El año que nos partió el corazón

Tal vez aún estemos a tiempo de que se transforme en herramienta de gestión y no en espectáculo de vanidades, banderas y demagogias partidistas

Rafa Lahuerta Yúfera

Sábado, 28 de diciembre 2024, 23:48

El año empezó torcido. En enero, un SMS inesperado volvió penumbra lo que anunciaba luz. La promesa de una conversación inagotable mutó en reloj de ... arena. Por esos mismos días acabé una novela que no sabía si sería libro o carne de olvido en un cajón de casa. En una primera instancia se titulaba Finlàndia y sólo tenía una lectora. Cada mañana le enviaba una postal desde Helsinki, Alboraia. Ella se columpiaba en un trapecio. A veces contestaba, a veces no. Yo sólo quería que sonriera, que mis palabras le ofrecieran calor y esperanza. En febrero, el fuego y el viento desarbolaron los atardeceres suaves de Campanar. La conmoción se tiñó de humo y ceniza. El puñetazo nos pilló a todos con el paso cambiado, en vísperas de unas fallas que ya no tuvieron el color festivo de los días luminosos de marzo.

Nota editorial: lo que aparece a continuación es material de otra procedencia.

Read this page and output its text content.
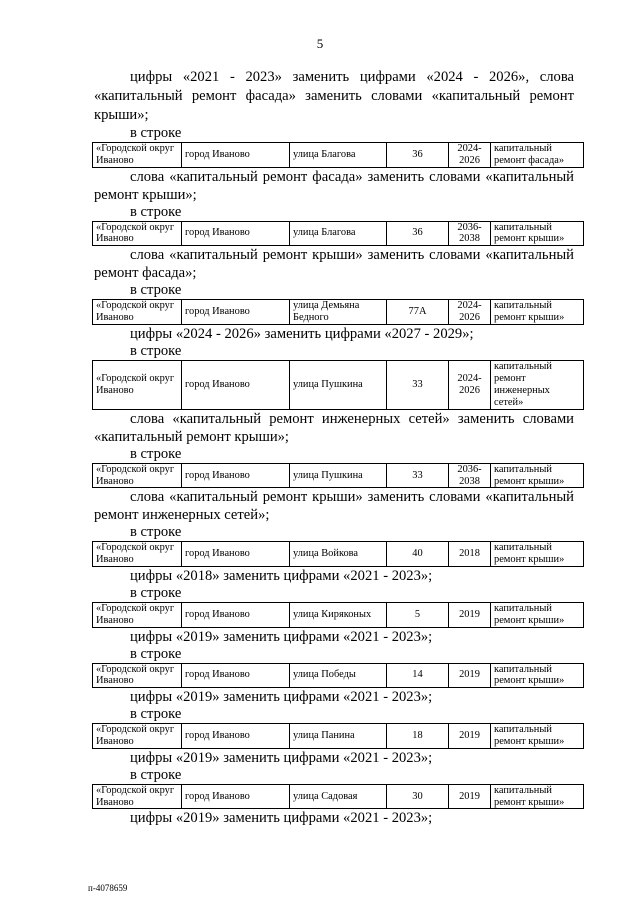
5

цифры «2021 - 2023» заменить цифрами «2024 - 2026», слова «капитальный ремонт фасада» заменить словами «капитальный ремонт крыши»;

в строке

«Городской округ Иваново	город Иваново	улица Благова	36	2024-2026	капитальный ремонт фасада»

слова «капитальный ремонт фасада» заменить словами «капитальный ремонт крыши»;

в строке

«Городской округ Иваново	город Иваново	улица Благова	36	2036-2038	капитальный ремонт крыши»

слова «капитальный ремонт крыши» заменить словами «капитальный ремонт фасада»;

в строке

«Городской округ Иваново	город Иваново	улица Демьяна Бедного	77А	2024-2026	капитальный ремонт крыши»

цифры «2024 - 2026» заменить цифрами «2027 - 2029»;

в строке

«Городской округ Иваново	город Иваново	улица Пушкина	33	2024-2026	капитальный ремонт инженерных сетей»

слова «капитальный ремонт инженерных сетей» заменить словами «капитальный ремонт крыши»;

в строке

«Городской округ Иваново	город Иваново	улица Пушкина	33	2036-2038	капитальный ремонт крыши»

слова «капитальный ремонт крыши» заменить словами «капитальный ремонт инженерных сетей»;

в строке

«Городской округ Иваново	город Иваново	улица Войкова	40	2018	капитальный ремонт крыши»

цифры «2018» заменить цифрами «2021 - 2023»;

в строке

«Городской округ Иваново	город Иваново	улица Киряконых	5	2019	капитальный ремонт крыши»

цифры «2019» заменить цифрами «2021 - 2023»;

в строке

«Городской округ Иваново	город Иваново	улица Победы	14	2019	капитальный ремонт крыши»

цифры «2019» заменить цифрами «2021 - 2023»;

в строке

«Городской округ Иваново	город Иваново	улица Панина	18	2019	капитальный ремонт крыши»

цифры «2019» заменить цифрами «2021 - 2023»;

в строке

«Городской округ Иваново	город Иваново	улица Садовая	30	2019	капитальный ремонт крыши»

цифры «2019» заменить цифрами «2021 - 2023»;

п-4078659
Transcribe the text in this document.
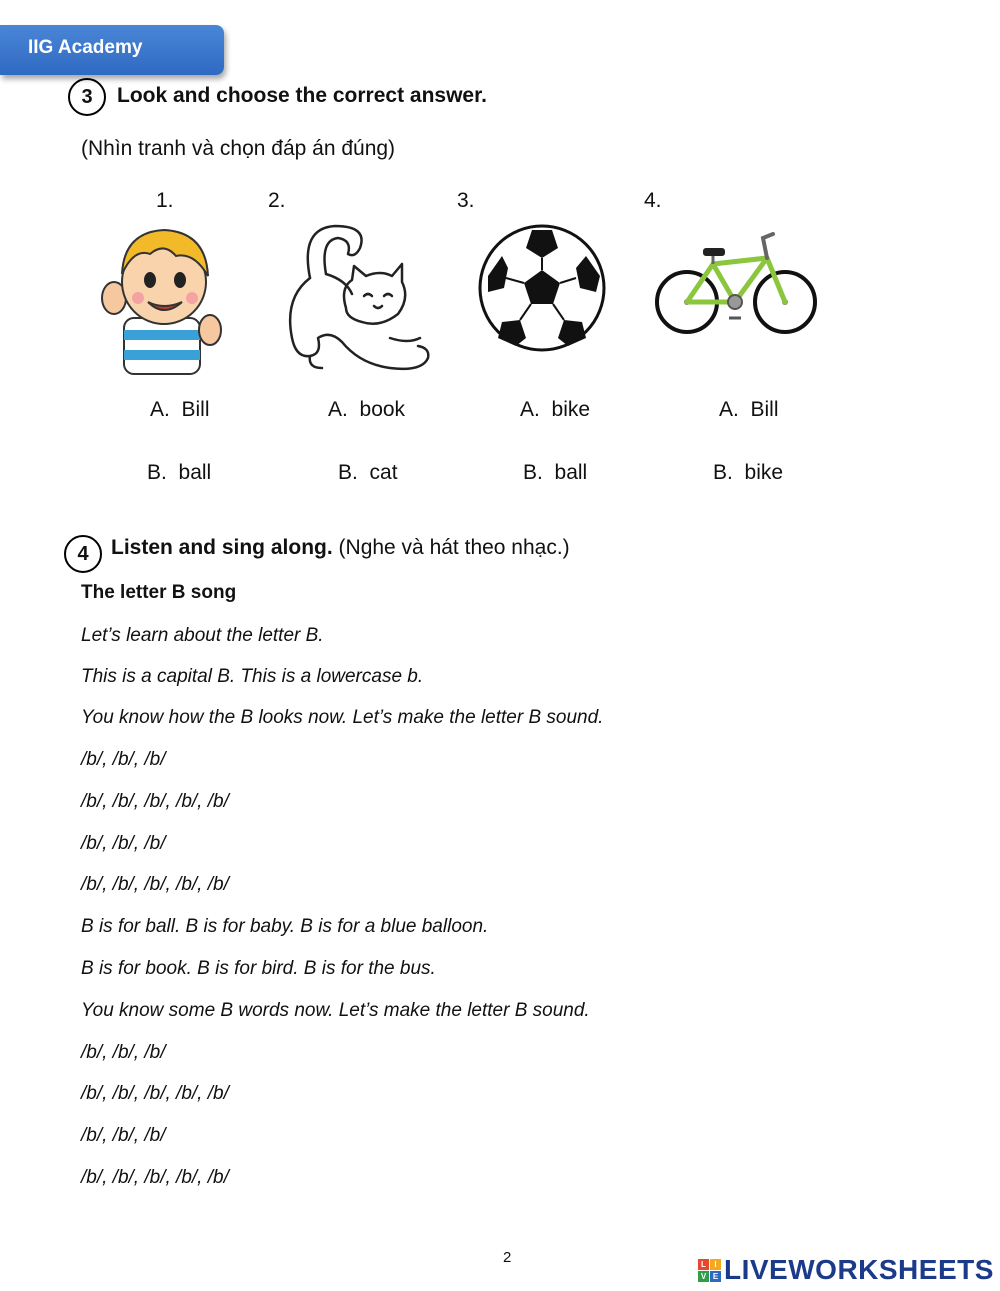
IIG Academy
3	Look and choose the correct answer.
(Nhìn tranh và chọn đáp án đúng)
1.	2.	3.	4.
A.  Bill	A.  book	A.  bike	A.  Bill
B.  ball	B.  cat	B.  ball	B.  bike
4	Listen and sing along. (Nghe và hát theo nhạc.)
The letter B song
Let’s learn about the letter B.
This is a capital B. This is a lowercase b.
You know how the B looks now. Let’s make the letter B sound.
/b/, /b/, /b/
/b/, /b/, /b/, /b/, /b/
/b/, /b/, /b/
/b/, /b/, /b/, /b/, /b/
B is for ball. B is for baby. B is for a blue balloon.
B is for book. B is for bird. B is for the bus.
You know some B words now. Let’s make the letter B sound.
/b/, /b/, /b/
/b/, /b/, /b/, /b/, /b/
/b/, /b/, /b/
/b/, /b/, /b/, /b/, /b/
2	L	I
V E LIVEWORKSHEETS
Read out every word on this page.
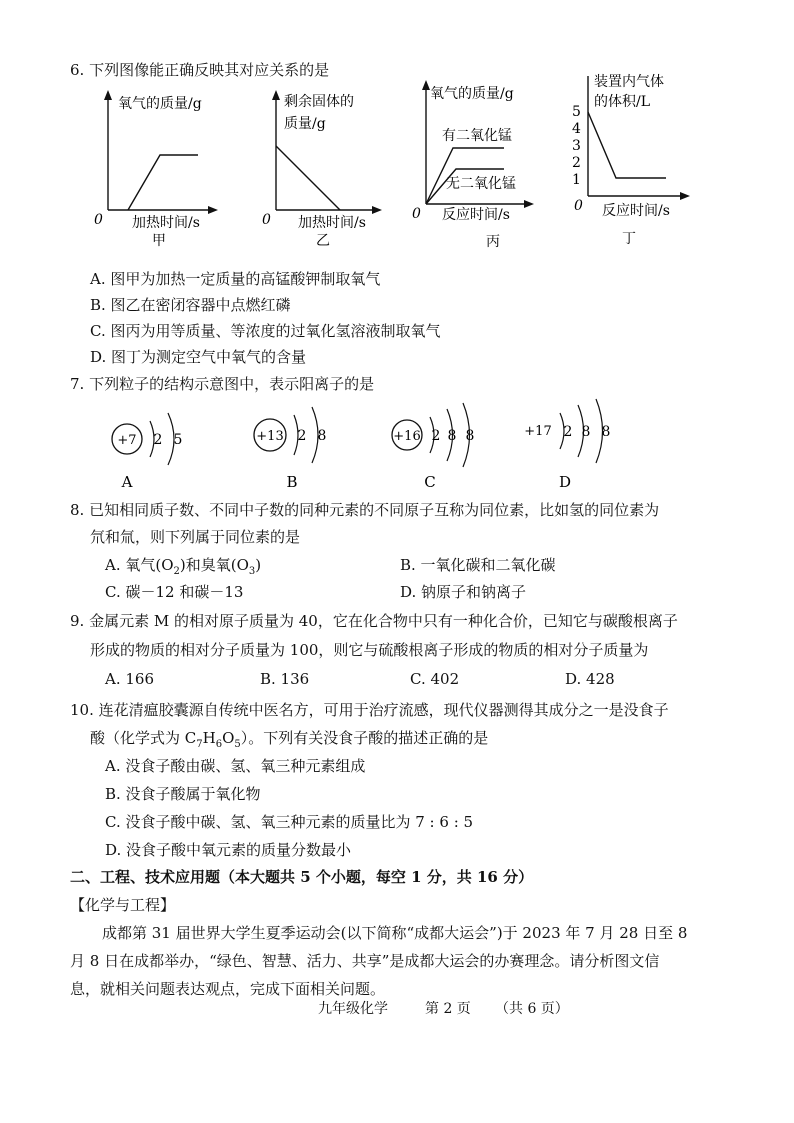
6. 下列图像能正确反映其对应关系的是
氧气的质量/g
0 加热时间/s
甲
剩余固体的
质量/g
0 加热时间/s
乙
氧气的质量/g
有二氧化锰
无二氧化锰
0 反应时间/s
丙
装置内气体
的体积/L
5
4
3
2
1
0 反应时间/s
丁
A. 图甲为加热一定质量的高锰酸钾制取氧气
B. 图乙在密闭容器中点燃红磷
C. 图丙为用等质量、等浓度的过氧化氢溶液制取氧气
D. 图丁为测定空气中氧气的含量
7. 下列粒子的结构示意图中，表示阳离子的是
+7 2 5
A
+13 2 8
B
+16 2 8 8
C
+17 2 8 8
D
8. 已知相同质子数、不同中子数的同种元素的不同原子互称为同位素，比如氢的同位素为
氘和氚，则下列属于同位素的是
A. 氧气$(O_2)$和臭氧$(O_3)$	B. 一氧化碳和二氧化碳
C. 碳－12 和碳－13	D. 钠原子和钠离子
9. 金属元素 M 的相对原子质量为 40，它在化合物中只有一种化合价，已知它与碳酸根离子
形成的物质的相对分子质量为 100，则它与硫酸根离子形成的物质的相对分子质量为
A. 166	B. 136	C. 402	D. 428
10. 连花清瘟胶囊源自传统中医名方，可用于治疗流感，现代仪器测得其成分之一是没食子
酸（化学式为 $C_7H_6O_5$）。下列有关没食子酸的描述正确的是
A. 没食子酸由碳、氢、氧三种元素组成
B. 没食子酸属于氧化物
C. 没食子酸中碳、氢、氧三种元素的质量比为 7 : 6 : 5
D. 没食子酸中氧元素的质量分数最小
二、工程、技术应用题（本大题共 5 个小题，每空 1 分，共 16 分）
【化学与工程】
成都第 31 届世界大学生夏季运动会(以下简称“成都大运会”)于 2023 年 7 月 28 日至 8
月 8 日在成都举办，“绿色、智慧、活力、共享”是成都大运会的办赛理念。请分析图文信
息，就相关问题表达观点，完成下面相关问题。
九年级化学	第 2 页 （共 6 页）
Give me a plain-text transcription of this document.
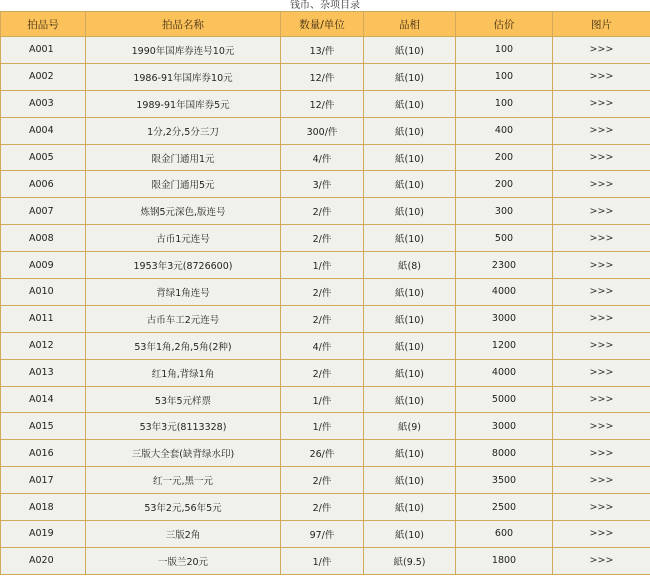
钱币、杂项目录
拍品号	拍品名称	数量/单位	品相	估价	图片
A001	1990年国库券连号10元	13/件	紙(10)	100	>>>
A002	1986-91年国库券10元	12/件	紙(10)	100	>>>
A003	1989-91年国库券5元	12/件	紙(10)	100	>>>
A004	1分,2分,5分三刀	300/件	紙(10)	400	>>>
A005	限金门通用1元	4/件	紙(10)	200	>>>
A006	限金门通用5元	3/件	紙(10)	200	>>>
A007	炼钢5元深色,版连号	2/件	紙(10)	300	>>>
A008	古币1元连号	2/件	紙(10)	500	>>>
A009	1953年3元(8726600)	1/件	紙(8)	2300	>>>
A010	背绿1角连号	2/件	紙(10)	4000	>>>
A011	古币车工2元连号	2/件	紙(10)	3000	>>>
A012	53年1角,2角,5角(2种)	4/件	紙(10)	1200	>>>
A013	红1角,背绿1角	2/件	紙(10)	4000	>>>
A014	53年5元样票	1/件	紙(10)	5000	>>>
A015	53年3元(8113328)	1/件	紙(9)	3000	>>>
A016	三版大全套(缺背绿水印)	26/件	紙(10)	8000	>>>
A017	红一元,黑一元	2/件	紙(10)	3500	>>>
A018	53年2元,56年5元	2/件	紙(10)	2500	>>>
A019	三版2角	97/件	紙(10)	600	>>>
A020	一版兰20元	1/件	紙(9.5)	1800	>>>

El churrero solitario dejó su rastro de melancolía en la avenida del Puerto y la ciudad se sintió herida: en su conversación y en su fisonomía. La incredulidad confirmó algo que viene de lejos: las ciudades milenarias nunca son ajenas a las tragedias que golpean a sus hijos, y menos en Valencia, la ciudad de la luz incondicional, la ciudad que no sabe disimular sus estados de ánimo. La primavera fue una tregua. El foco se trasladó a las anécdotas de la crispación, ese mar de estupidez que vuelve tóxico el escenario de la opinión pública. Por pura salud mental me refugié en mi playa, entre libros, huyendo del ruido y la miseria moral. En verano leí la traducción al valenciano de Carme Manuel de «El río viene crecido», la novela de María Beneyto sobres las riadas de 1949 y 1957. Certifiqué una vieja intuición: Valencia es lo que pasa entre riada y riada, apenas el rumor de la elasticidad temporal con que la ciénaga se presenta ante nuestros ojos. Leer a María Beneyto me recordó a Cintia, superviviente de la riada de 1949, aquella mujer a la que acompañé mientras hacía la objeción de conciencia en el hospital de la Malvarrosa, en 1998. Cintia, que bajó de las montañas como todas las Cintias del mundo, me enseñó a prestar atención, a escuchar, a leer entre líneas la fragilidad de nuestra condición. Cintia, que murió sola en una habitación frente al mar, me susurraba algunas tardes los recuerdos de una catástrofe que el franquismo quiso enterrar con un titular a la altura de su indigencia metafísica: la riada de las chabolas.